Lingering concerns about the job market, geopolitical turmoil and soaring energy prices did unexpected harm to consumer confidence in August, according to a report from an independent economic watchdog.
The Conference Board said its Consumer Confidence Index dropped for the first time since April, and far more than expected. The index fell 7.5 points to 98.2 from its revised reading of 105.7 in July, down from the previously reported 106.1. Economists on Wall Street were expecting a smaller decline to 103.4.
The research group said the impact of disappointing job growth in the economy was the main reason for the weak number.
"The slowdown in job growth has curbed consumers' confidence," Lynn Franco, director of consumer research with the Conference Board, said in a statement. "The level of consumer optimism has fallen off and caution has returned.
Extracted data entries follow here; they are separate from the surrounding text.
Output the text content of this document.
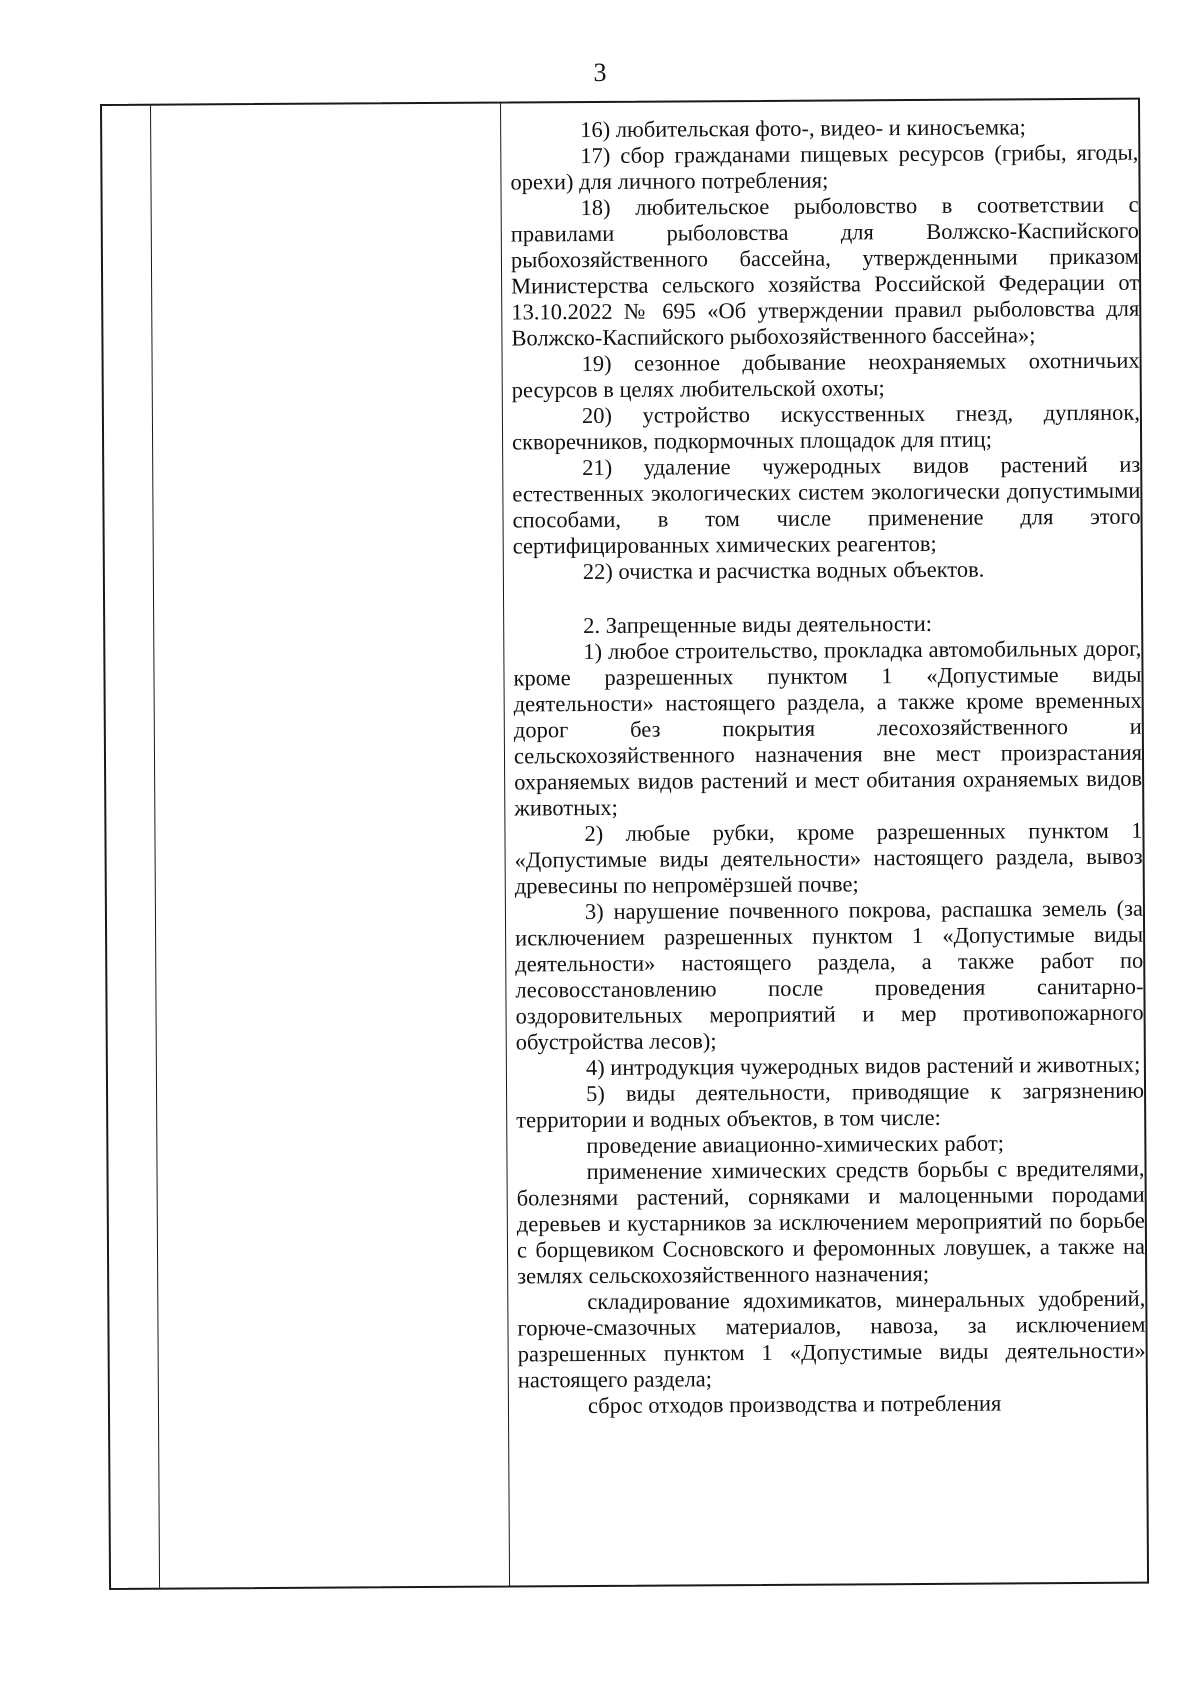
3

16) любительская фото-, видео- и киносъемка;

17) сбор гражданами пищевых ресурсов (грибы, ягоды, орехи) для личного потребления;

18) любительское рыболовство в соответствии с правилами рыболовства для Волжско-Каспийского рыбохозяйственного бассейна, утвержденными приказом Министерства сельского хозяйства Российской Федерации от 13.10.2022 № 695 «Об утверждении правил рыболовства для Волжско-Каспийского рыбохозяйственного бассейна»;

19) сезонное добывание неохраняемых охотничьих ресурсов в целях любительской охоты;

20) устройство искусственных гнезд, дуплянок, скворечников, подкормочных площадок для птиц;

21) удаление чужеродных видов растений из естественных экологических систем экологически допустимыми способами, в том числе применение для этого сертифицированных химических реагентов;

22) очистка и расчистка водных объектов.

2. Запрещенные виды деятельности:

1) любое строительство, прокладка автомобильных дорог, кроме разрешенных пунктом 1 «Допустимые виды деятельности» настоящего раздела, а также кроме временных дорог без покрытия лесохозяйственного и сельскохозяйственного назначения вне мест произрастания охраняемых видов растений и мест обитания охраняемых видов животных;

2) любые рубки, кроме разрешенных пунктом 1 «Допустимые виды деятельности» настоящего раздела, вывоз древесины по непромёрзшей почве;

3) нарушение почвенного покрова, распашка земель (за исключением разрешенных пунктом 1 «Допустимые виды деятельности» настоящего раздела, а также работ по лесовосстановлению после проведения санитарно-оздоровительных мероприятий и мер противопожарного обустройства лесов);

4) интродукция чужеродных видов растений и животных;

5) виды деятельности, приводящие к загрязнению территории и водных объектов, в том числе:

проведение авиационно-химических работ;

применение химических средств борьбы с вредителями, болезнями растений, сорняками и малоценными породами деревьев и кустарников за исключением мероприятий по борьбе с борщевиком Сосновского и феромонных ловушек, а также на землях сельскохозяйственного назначения;

складирование ядохимикатов, минеральных удобрений, горюче-смазочных материалов, навоза, за исключением разрешенных пунктом 1 «Допустимые виды деятельности» настоящего раздела;

сброс отходов производства и потребления
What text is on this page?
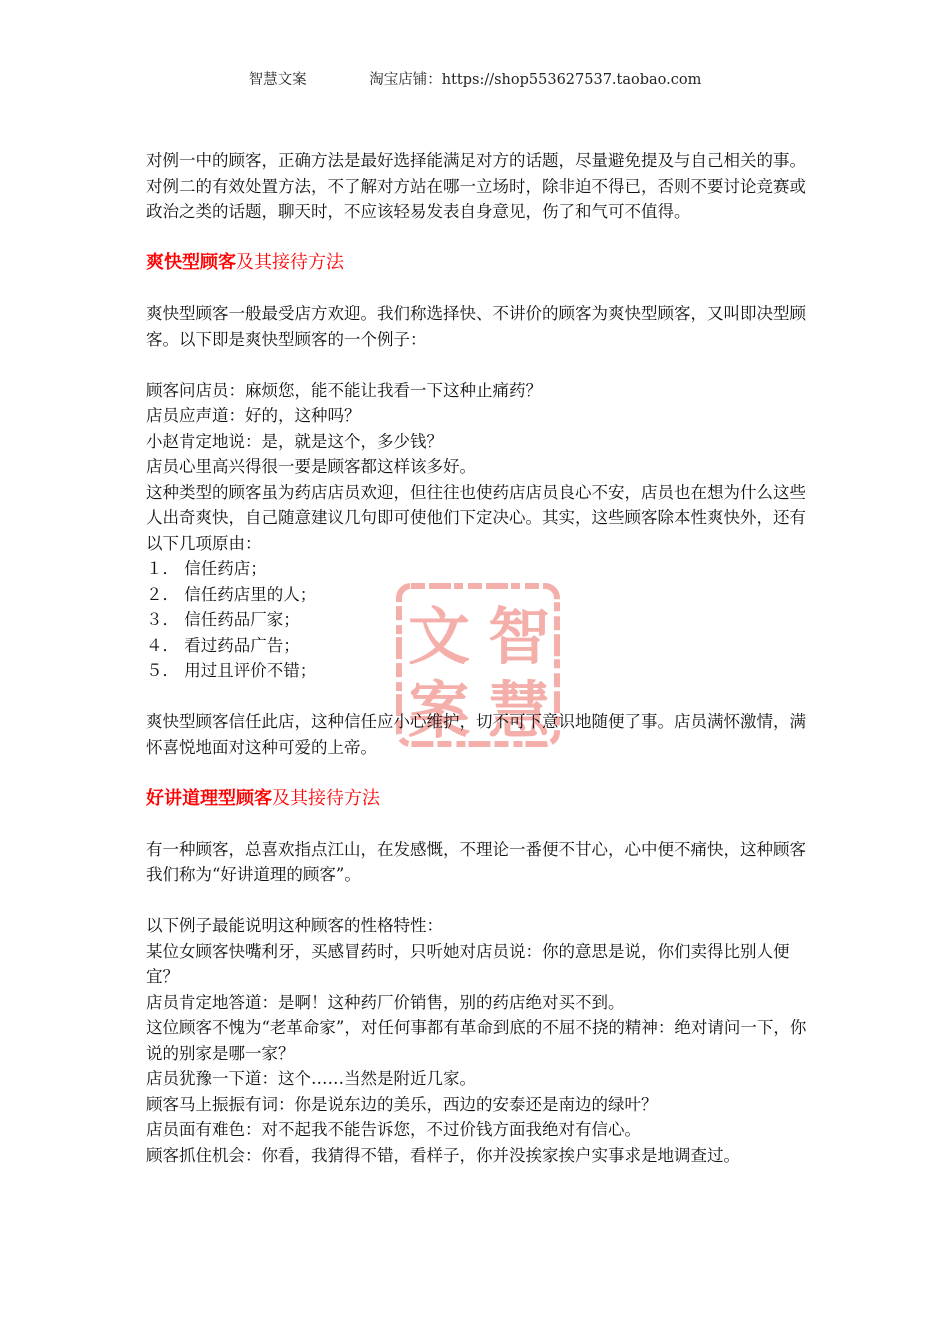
智慧文案	淘宝店铺：https://shop553627537.taobao.com
智
文
慧
案

对例一中的顾客，正确方法是最好选择能满足对方的话题，尽量避免提及与自己相关的事。对例二的有效处置方法，不了解对方站在哪一立场时，除非迫不得已，否则不要讨论竞赛或政治之类的话题，聊天时，不应该轻易发表自身意见，伤了和气可不值得。

爽快型顾客及其接待方法

爽快型顾客一般最受店方欢迎。我们称选择快、不讲价的顾客为爽快型顾客，又叫即决型顾客。以下即是爽快型顾客的一个例子：

顾客问店员：麻烦您，能不能让我看一下这种止痛药？

店员应声道：好的，这种吗？

小赵肯定地说：是，就是这个，多少钱？

店员心里高兴得很一要是顾客都这样该多好。

这种类型的顾客虽为药店店员欢迎，但往往也使药店店员良心不安，店员也在想为什么这些人出奇爽快，自己随意建议几句即可使他们下定决心。其实，这些顾客除本性爽快外，还有以下几项原由：

１． 信任药店；

２． 信任药店里的人；

３． 信任药品厂家；

４． 看过药品广告；

５． 用过且评价不错；

爽快型顾客信任此店，这种信任应小心维护，切不可下意识地随便了事。店员满怀激情，满怀喜悦地面对这种可爱的上帝。

好讲道理型顾客及其接待方法

有一种顾客，总喜欢指点江山，在发感慨，不理论一番便不甘心，心中便不痛快，这种顾客我们称为“好讲道理的顾客”。

以下例子最能说明这种顾客的性格特性：

某位女顾客快嘴利牙，买感冒药时，只听她对店员说：你的意思是说，你们卖得比别人便宜？

店员肯定地答道：是啊！这种药厂价销售，别的药店绝对买不到。

这位顾客不愧为“老革命家”，对任何事都有革命到底的不屈不挠的精神：绝对请问一下，你说的别家是哪一家？

店员犹豫一下道：这个……当然是附近几家。

顾客马上振振有词：你是说东边的美乐，西边的安泰还是南边的绿叶？

店员面有难色：对不起我不能告诉您，不过价钱方面我绝对有信心。

顾客抓住机会：你看，我猜得不错，看样子，你并没挨家挨户实事求是地调查过。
Until the job market and pace of hiring picks up, this cautious attitude will prevail."
Among individual components in the index, the present-situation index, measuring assessments of current economic conditions, fell to 100.7 from 106.4 the month before. Consumer expectations for the state of economic activity over the next six months also dropped, to 96.6 from 105.3.
On the employment front, the jobs-plentiful index fell to its lowest level since May, down 1.6 points to 18.1. Expectations for more jobs over the next six months also slipped. That index fell to 16.2, the lowest reading since March, from 19.5 the month before.